One of the conditions for a family of random variables
$W =(W_t, t \geq 0)$ to be Brownian motion is that the increments are normally distributed, specifically $W_t – W_s \sim N(0, t-s)$, for every $0 \leq s \leq t$.
This Wikipedia article https://en.wikipedia.org/wiki/Wiener_process states that
$W_t \sim N(0, t)$ (in the section titled "Properties of a one-dimensional Wiener process"), so we will also have $W_s \sim N(0, s)$.

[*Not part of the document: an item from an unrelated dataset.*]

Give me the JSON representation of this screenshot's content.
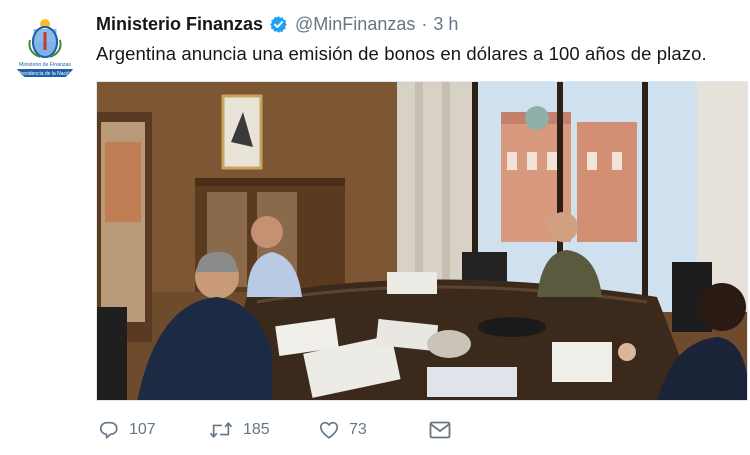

Therefore, I am struggling to understand why it is not the case that
$W_t – W_s \sim N(0, t+s)$, by addition of variances of random variables? Is it because
$W_s$ and $W_t$ are not independent?
Best Answer
Yes, it is because $W_t$ and $W_s$ are not uncorrelated for $t,s>0$ (and so in particular not independent):
You can actually find the variance of $W_t-W_s$ from the covariance function of the Brownian motion: $$\mathbb V(W_t-W_s)=\mathbb V(W_t) -2 \operatorname{Cov}(W_t, W_s)+\mathbb V(W_s) = t -2\min(t,s)+s,$$ which is $t-s$ when $t\ge s$. (Note that if $W_t$ and $W_s$ were independent, we would have in particular that $\operatorname{Cov}(W_t, W_s)=0$.)